Two people reacting to their interpretations of what’s happening, breathlessly defending their own perspectives, without recognizing that the experience of being invalidated happened years ago. One person yelling, "Stop Yelling!" The other person interrupting, “You're not listening!”
The only way I know how to get rid of a blind spot, is to discover what I’m not seeing, by looking inside of myself. To shift from needing someone to understand me, to doing the work of understanding myself.
Instead of expecting my partner to validate me, and feeling like my life depends on this to happen, to journey inside of myself to understand where this need came from. And why it’s so concentrated.
Who did I need validation from? And when did I not receive it?
As I go deeper, I can locate the origins of my own feelings of rejection. And I can actually travel back in time to all those incidents when it happened.
It’s amazing to me how these memories are stored in my tissue, like bookmarks. Like chapters that weren’t finished and still need my attention:
Boys who didn’t show up when they said they would.

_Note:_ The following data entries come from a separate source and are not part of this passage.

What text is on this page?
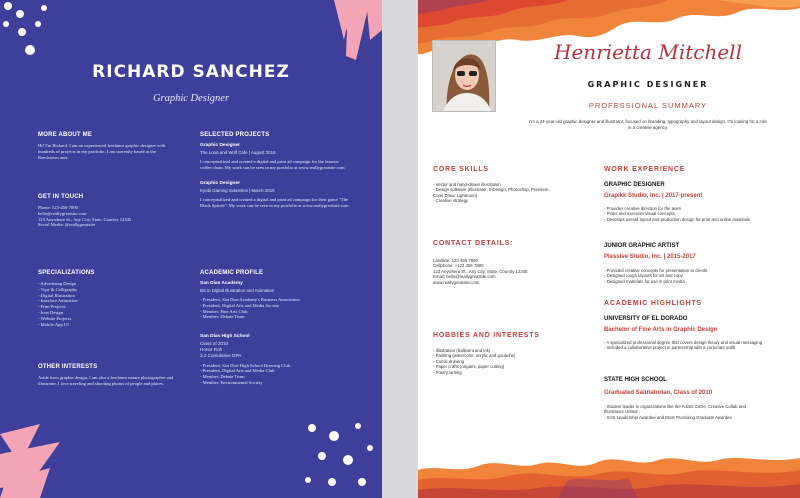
RICHARD SANCHEZ
Graphic Designer
MORE ABOUT ME
Hi! I'm Richard. I am an experienced freelance graphic designer with hundreds of projects in my portfolio. I am currently based in the Reechtown area.
GET IN TOUCH
Phone: 123-456-7890
hello@reallygreatsite.com
123 Anywhere St., Any City, State, Country 12345
Social Media: @reallygreatsite
SPECIALIZATIONS
- Advertising Design
- Type & Calligraphy
- Digital Illustration
- Interface Animation
- Print Projects
- Icon Design
- Website Projects
- Mobile App UI
OTHER INTERESTS
Aside from graphic design, I am also a freelance nature photographer and illustrator. I love traveling and shooting photos of people and places.
SELECTED PROJECTS
Graphic Designer
The Luna and Wolf Cafe | August 2019
I conceptualized and created a digital and print ad campaign for the famous coffee chain. My work can be seen in my portfolio at www.reallygreatsite.com
Graphic Designer
Kyobi Gaming Industries | March 2015
I conceptualized and created a digital and print ad campaign for their game "The Black Spirals". My work can be seen in my portfolio at www.reallygreatsite.com
ACADEMIC PROFILE
San Dias Academy
BS in Digital Illustration and Animation
- President, San Dias Academy's Business Association
- President, Digital Arts and Media Society
- Member, Fine Arts Club
- Member, Debate Team
San Dias High School
Class of 2010
Honor Roll
3.2 Cumulative GPA
- President, San Dias High School Drawing Club
- President, Digital Arts and Media Club
- Member, Debate Team
- Member, Environmental Society
Henrietta Mitchell
GRAPHIC DESIGNER
PROFESSIONAL SUMMARY
I'm a 24-year-old graphic designer and illustrator, focused on branding, typography and layout design. I'm looking for a role in a creative agency.
CORE SKILLS
- Vector and hand-drawn illustration
- Design software (Illustrator, InDesign, Photoshop, Premiere,
Corel Draw, Lightroom)
- Creative strategy
CONTACT DETAILS:
Landline: 123 456 7890
Cellphone: +123 456 7890
123 Anywhere St., Any City, State, Country 12345
Email: hello@reallygreatsite.com
www.reallygreatsite.com
HOBBIES AND INTERESTS
- Illustration (ballpoint and ink)
- Painting (watercolor, acrylic and gouache)
- Comic drawing
- Paper crafts (origami, paper cutting)
- Poetry writing
WORK EXPERIENCE
GRAPHIC DESIGNER
Grapikk Studio, Inc. | 2017-present
- Provides creative direction for the team
- Plans and executes visual concepts
- Develops overall layout and production design for print and online materials
JUNIOR GRAPHIC ARTIST
Plessive Studio, Inc. | 2015-2017
- Provided creative concepts for presentation to clients
- Designed rough layouts for art and copy
- Designed materials for use in print media
ACADEMIC HIGHLIGHTS
UNIVERSITY OF EL DORADO
Bachelor of Fine Arts in Graphic Design
- A specialized professional degree that covers design theory and visual messaging
- Included a collaborative project in partnership with a corporate outfit
STATE HIGH SCHOOL
Graduated Salutatorian, Class of 2010
- Student leader in organizations like the Artists Circle, Creative Collab and
Illustrators United
- SHS Leadership Awardee and Most Promising Graduate Awardee
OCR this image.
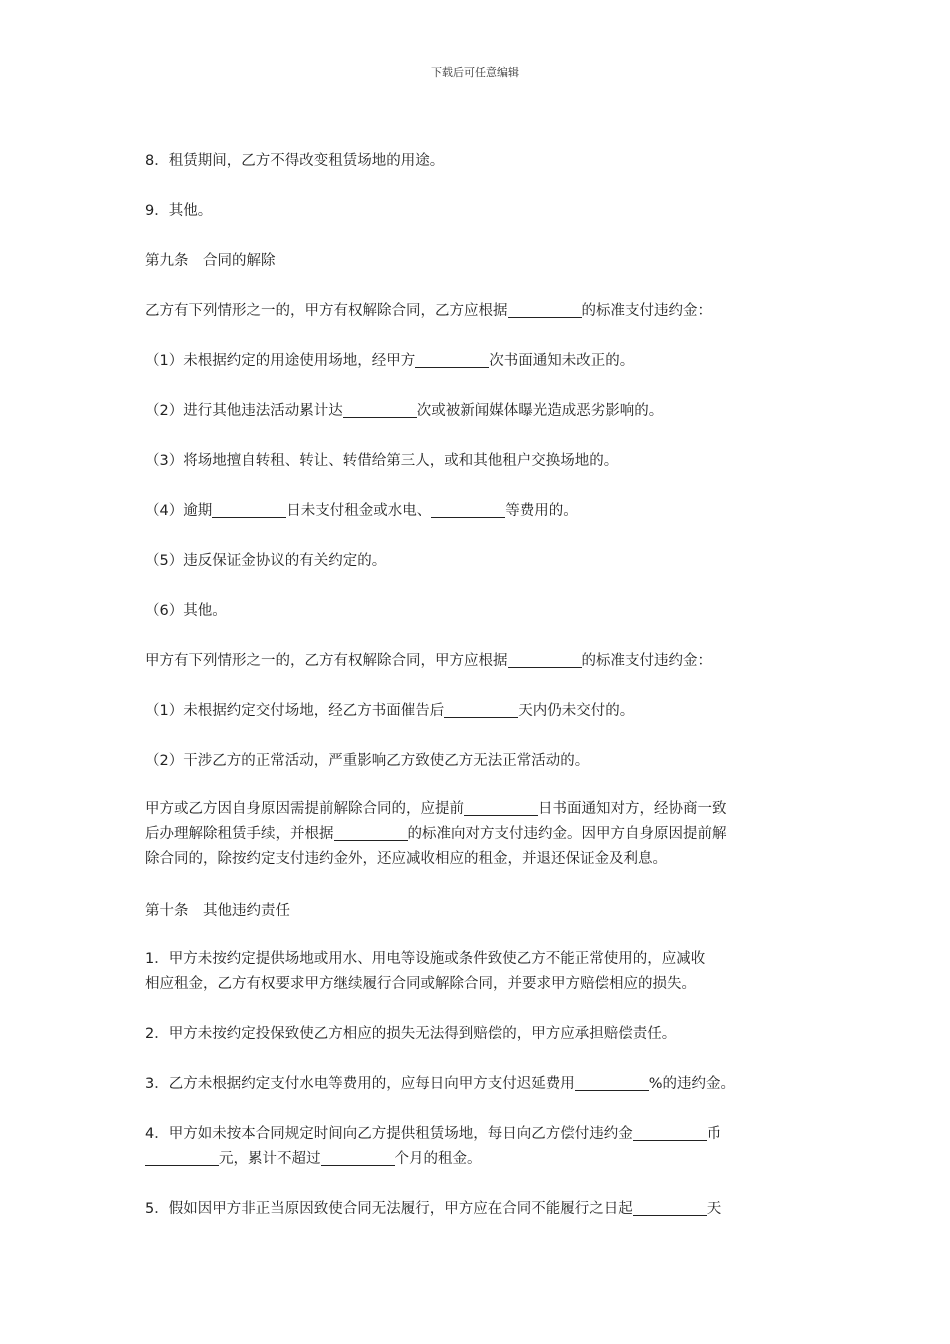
下载后可任意编辑
8．租赁期间，乙方不得改变租赁场地的用途。
9．其他。
第九条　合同的解除
乙方有下列情形之一的，甲方有权解除合同，乙方应根据	的标准支付违约金：
（1）未根据约定的用途使用场地，经甲方	次书面通知未改正的。
（2）进行其他违法活动累计达	次或被新闻媒体曝光造成恶劣影响的。
（3）将场地擅自转租、转让、转借给第三人，或和其他租户交换场地的。
（4）逾期	日未支付租金或水电、	等费用的。
（5）违反保证金协议的有关约定的。
（6）其他。
甲方有下列情形之一的，乙方有权解除合同，甲方应根据	的标准支付违约金：
（1）未根据约定交付场地，经乙方书面催告后	天内仍未交付的。
（2）干涉乙方的正常活动，严重影响乙方致使乙方无法正常活动的。
甲方或乙方因自身原因需提前解除合同的，应提前	日书面通知对方，经协商一致
后办理解除租赁手续，并根据	的标准向对方支付违约金。因甲方自身原因提前解
除合同的，除按约定支付违约金外，还应减收相应的租金，并退还保证金及利息。
第十条　其他违约责任
1．甲方未按约定提供场地或用水、用电等设施或条件致使乙方不能正常使用的，应减收
相应租金，乙方有权要求甲方继续履行合同或解除合同，并要求甲方赔偿相应的损失。
2．甲方未按约定投保致使乙方相应的损失无法得到赔偿的，甲方应承担赔偿责任。
3．乙方未根据约定支付水电等费用的，应每日向甲方支付迟延费用	%的违约金。
4．甲方如未按本合同规定时间向乙方提供租赁场地，每日向乙方偿付违约金	币
元，累计不超过	个月的租金。
5．假如因甲方非正当原因致使合同无法履行，甲方应在合同不能履行之日起	天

Stepmothers who said I turn people off.
A girl in fourth grade who made fun of me for asking if I could be her friend.
When no one wanted to be my partner in acting class.
When my mother wouldn’t let me hold her hand.

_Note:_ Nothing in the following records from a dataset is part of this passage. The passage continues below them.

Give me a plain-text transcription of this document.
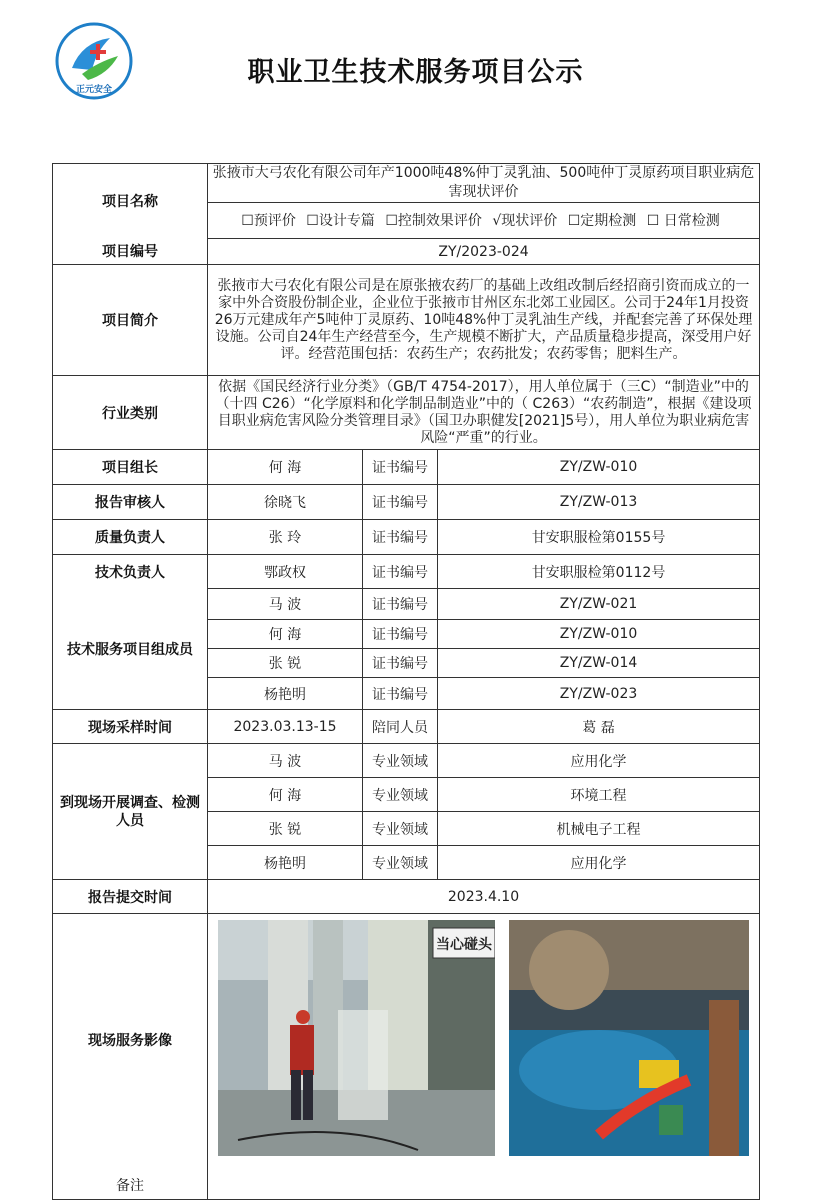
正元安全
职业卫生技术服务项目公示
项目名称	张掖市大弓农化有限公司年产1000吨48%仲丁灵乳油、500吨仲丁灵原药项目职业病危害现状评价		
	☐预评价 ☐设计专篇 ☐控制效果评价 √现状评价 ☐定期检测 ☐ 日常检测		
项目编号	ZY/2023-024		
项目简介	张掖市大弓农化有限公司是在原张掖农药厂的基础上改组改制后经招商引资而成立的一家中外合资股份制企业，企业位于张掖市甘州区东北郊工业园区。公司于24年1月投资26万元建成年产5吨仲丁灵原药、10吨48%仲丁灵乳油生产线，并配套完善了环保处理设施。公司自24年生产经营至今，生产规模不断扩大，产品质量稳步提高，深受用户好评。经营范围包括：农药生产；农药批发；农药零售；肥料生产。		
行业类别	依据《国民经济行业分类》（GB/T 4754-2017），用人单位属于（三C）“制造业”中的（十四 C26）“化学原料和化学制品制造业”中的（ C263）“农药制造”，根据《建设项目职业病危害风险分类管理目录》（国卫办职健发[2021]5号），用人单位为职业病危害风险“严重”的行业。		
项目组长	何 海	证书编号	ZY/ZW-010
报告审核人	徐晓飞	证书编号	ZY/ZW-013
质量负责人	张 玲	证书编号	甘安职服检第0155号
技术负责人	鄂政权	证书编号	甘安职服检第0112号
技术服务项目组成员	马 波	证书编号	ZY/ZW-021
	何 海	证书编号	ZY/ZW-010
	张 锐	证书编号	ZY/ZW-014
	杨艳明	证书编号	ZY/ZW-023
现场采样时间	2023.03.13-15	陪同人员	葛 磊
到现场开展调查、检测人员	马 波	专业领域	应用化学
	何 海	专业领域	环境工程
	张 锐	专业领域	机械电子工程
	杨艳明	专业领域	应用化学
报告提交时间	2023.4.10		
现场服务影像	当心碰头		

备注			
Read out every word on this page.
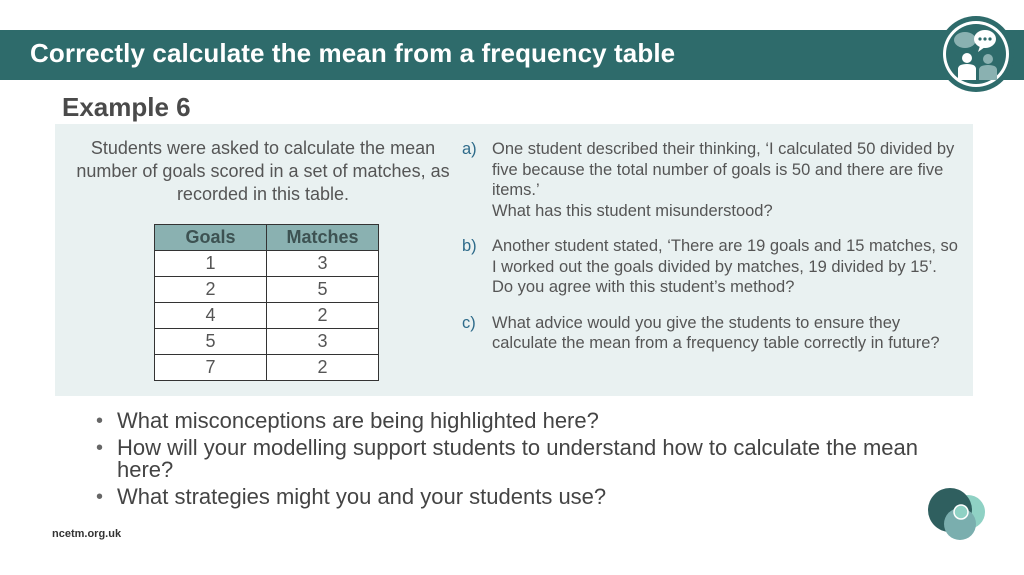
Correctly calculate the mean from a frequency table
Example 6
Students were asked to calculate the mean number of goals scored in a set of matches, as recorded in this table.
Goals	Matches
1	3
2	5
4	2
5	3
7	2
a) One student described their thinking, ‘I calculated 50 divided by five because the total number of goals is 50 and there are five items.’

What has this student misunderstood?

b) Another student stated, ‘There are 19 goals and 15 matches, so I worked out the goals divided by matches, 19 divided by 15’.

Do you agree with this student’s method?

c) What advice would you give the students to ensure they calculate the mean from a frequency table correctly in future?

• What misconceptions are being highlighted here?
• How will your modelling support students to understand how to calculate the mean here?
• What strategies might you and your students use?
ncetm.org.uk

When my father suddenly wasn’t there.
Each of these memories of rejection fueled the need to be validated over time. And every time I felt rejected again, it felt even more invalidating.
But by going deeper and discovering where the pain originated, I learned I could validate myself by validating those hurt selves I once was.
And when I can soothe my own pain in the places where it exists inside of me, I find I’m not as triggered when interacting with someone who might be activating those old bookmarks.
Because instead of having a blind spot, I can see clearly now where that need for validation came from.
When we take the journey inward to heal our own pain, we won’t be dependent on others to do this work for us.